The polishing script follows.  lets take a closer look. 

> bxplus + geom_boxplot() + scale_y_log10()  

#same

+ scale_fill_brewer(palette=3)  

 # the fill color is the third color brewer palette.  its divergent, and relatively pleasing to the eye

+ scale_colour_brewer(palette=3)

# this sets the color of the outline the same as the fill.  note that if you arent using bars, this is the command for color brewer 

+ stat_summary(fun.y = median, fun.ymax = median, fun.ymin = median, geom = "crossbar", colour = "white")

#here we're setting the medians to white crossbars.  this will make them distinguishable from the background. 

+ opts(plot.title = theme_text(size = 20,face = "bold",family = "Lucida Grande"), title="Letter Counts for Time in Game") + ylab("time\n(secs)") + xlab("Letters Held")

 #titles and such are all embedded in the opts command.  we can even set the text (Thanks Kevin).  Note the \n in the ylab string.  that adds a line break which is handy. 

> ggsave(filename="lettercountsfortimeInGameRevised.png")

#same as it ever was.

Part 5: the most dangerous profession, or how i learned to stop worrying and continue counting letters

Posted by jeremy on 13 April, 2010 08:39

To reacquaint:

 We're continuing to deal with the users data, to divine problems with the game.

One thing to note is that I've taken out part of the data, to deal with the cemetery problem.  This is a variant of the Princeton cemetery problem, referenced in this article by Wainer, Palmer, and Bradlow, '98.  It talks about selection anomolies, and discusses the finding that one R. R. Madden, a statistician calculated lifespans of various professions by looking at the gravestones in a cemetery.  He found that the most dangerous profession was: Student.  Below is a graph of age at death plotted by year of birth for that  same cemetery, which shows a disconcerting drop in age of death as we get to the present date.

 

 Disconcerting until one considers what the limitations of a headstone survey might be.  While its likely clear, I like the way that the article phrases it:

"Obviously, the reason for the decline is nonramdom sampling.  People can not be buried in the cemetery if they are not already dead." Wainer et al, 98

At any rate, this is a long discussion to say that I cut out the last few weeks of play for that same reason. 
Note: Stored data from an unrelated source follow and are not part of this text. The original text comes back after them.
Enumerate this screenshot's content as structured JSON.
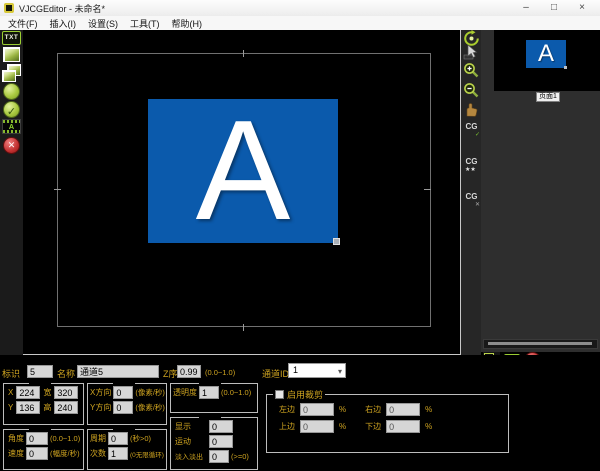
{
  "window": {
    "title": "VJCGEditor - 未命名*",
    "buttons": {
      "min": "–",
      "max": "□",
      "close": "×"
    }
  },
  "menu": {
    "items": [
      "文件(F)",
      "插入(I)",
      "设置(S)",
      "工具(T)",
      "帮助(H)"
    ]
  },
  "left_toolbar": {
    "text_tool_label": "TXT",
    "char_tool_letter": "A"
  },
  "stage": {
    "image_letter": "A"
  },
  "right_toolbar": {
    "cg_label": "CG",
    "cg_check_mark": "✓",
    "cg_stars": "★★",
    "cg_x": "✕"
  },
  "pages": {
    "thumb_letter": "A",
    "page_name": "页面1"
  },
  "form": {
    "id_label": "标识",
    "id_value": "5",
    "name_label": "名称",
    "name_value": "通道5",
    "z_label": "Z序",
    "z_value": "0.99",
    "z_hint": "(0.0~1.0)",
    "channel_label": "通道ID",
    "channel_value": "1",
    "x_label": "X",
    "x_value": "224",
    "w_label": "宽",
    "w_value": "320",
    "y_label": "Y",
    "y_value": "136",
    "h_label": "高",
    "h_value": "240",
    "vx_label": "X方向",
    "vx_value": "0",
    "vy_label": "Y方向",
    "vy_value": "0",
    "v_unit": "(像素/秒)",
    "opacity_label": "透明度",
    "opacity_value": "1",
    "opacity_hint": "(0.0~1.0)",
    "angle_label": "角度",
    "angle_value": "0",
    "angle_hint": "(0.0~1.0)",
    "speed_label": "速度",
    "speed_value": "0",
    "speed_hint": "(幅度/秒)",
    "period_label": "周期",
    "period_value": "0",
    "period_hint": "(秒>0)",
    "times_label": "次数",
    "times_value": "1",
    "times_hint": "(0无限循环)",
    "show_label": "显示",
    "show_value": "0",
    "motion_label": "运动",
    "motion_value": "0",
    "fade_label": "淡入淡出",
    "fade_value": "0",
    "fade_hint": "(>=0)",
    "crop": {
      "title": "启用裁剪",
      "pct": "%",
      "left_label": "左边",
      "left": "0",
      "right_label": "右边",
      "right": "0",
      "top_label": "上边",
      "top": "0",
      "bottom_label": "下边",
      "bottom": "0"
    }
  },
  "colors": {
    "accent": "#9acd32",
    "label_gold": "#cfa420",
    "image_blue": "#0b5aac"
  }
}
> letts = read.delim(file="hw4/letters-gametime-middleSat.txt", sep="\t", header=TRUE) 

> notNewbies <- letts[letts$last_refresh<(as.Date("2010-01-15")),]  

letterdata1-30-10.txt  and letterdata1-30-10-latest-removed.txt 

I'm not completely satisfied with the last part's foray into the behaviors of users who quit.  I think the conclusion is valid, but I don't like having to cut the data to really see it.  I'm working with letter count, a factor indicating the number of letters a user has at the time of the snapshot, and game_secs, a measure of the time the user has spent in the game.  So we have a continuous variable (game_secs) conditioned by a discrete variable.  This is really where box and whisker plots and frequency plots should show the difference, but because the data is skewed (and in a way that log transforms aren't helping) the conclusion doesn't really pop.  This week, I'll play with stats to see if I can figure it out. 
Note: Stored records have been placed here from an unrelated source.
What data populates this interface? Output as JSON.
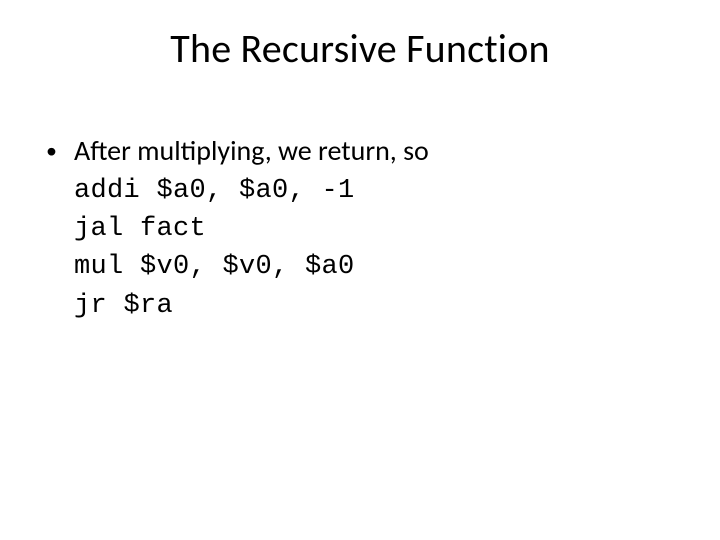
{
  "slide": {
    "title": "The Recursive Function",
    "bullet": {
      "dot": "•",
      "text": "After multiplying, we return, so"
    },
    "code": {
      "l1": "addi $a0, $a0, -1",
      "l2": "jal fact",
      "l3": "mul $v0, $v0, $a0",
      "l4": "jr $ra"
    }
  }
}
Before I  work on boxplots and density, I'll start with histograms.  To put it in graphics, my concern with last weeks findings are thus:

> notNewbies$lcount <- notNewbies$count.objects.object_id

> mine <- ggplot(data=notNewbies, aes(x=notNewbies$lcount))

 > mine + stat_bin(aes(x=notNewbies$lcount, y= ..density..), binwidth=0.1, geom="bar", position="identity")

> ggsave(filename="histdensity-all-have-higher-dist-at7.png")

 

While its true that the lower play-time users appears to exhibit the character discussed, it also appears true of the whole (but as the last histogram last week showed, if we only look at the data for users above a week's play, the pattern disappears.  By applying statistics and specifically density, the pattern becomes more clear without cutting.   The pattern begins to emerge in this heat map, which through the use of scale gradients, shows that while the bulk of the action is toward the lower play times, there does seem to be more around 1 and 7 letter counts. But let's keep going.

 

> m2 <- ggplot(data=notNewbies, aes(notNewbies$lcount, notNewbies$game_secs))

> m2 + stat_density2d(geom="tile", aes(fill= ..density..), contour=F)

> last_plot() + scale_fill_gradient(limits=c(1.5e-08,2.6e-06))

> ggsave(filename="note-this-stratified-gradient.png") 

Here, using a 2d hex binned histogram, the pattern is much clearer.  We can see that while there is more data under 500,000 seconds (6 days), its clear that what's there has significantly more density at 1 and 7.

 

> m2 + stat_binhex() + xlab("Letter Count") + ylab("time played (seconds)") 

> ggsave(filename="itshexed-hist-of-intensitys-letts-game-secs.png")

 

 On to boxplots.  This blog has a jitter over boxplots, which is a jump start.

 

 > qp <- qplot(factor(notNewbies$letterCount), notNewbies$game_secs, geom=c("boxplot", "jitter"))

> qp

> ggsave(filename="jitterbox-lettercountVgamesecs.png")


 
 
 > bx <- ggplot(data=notNewbies, aes(factor(notNewbies$letterCount), notNewbies$game_secs,))
> bx + geom_boxplot() + scale_y_log10() 
> ggsave(filename="bigboxesofconfusion.png")
 
more to come... 
 

Part 4: Building it up (and a long data preamble)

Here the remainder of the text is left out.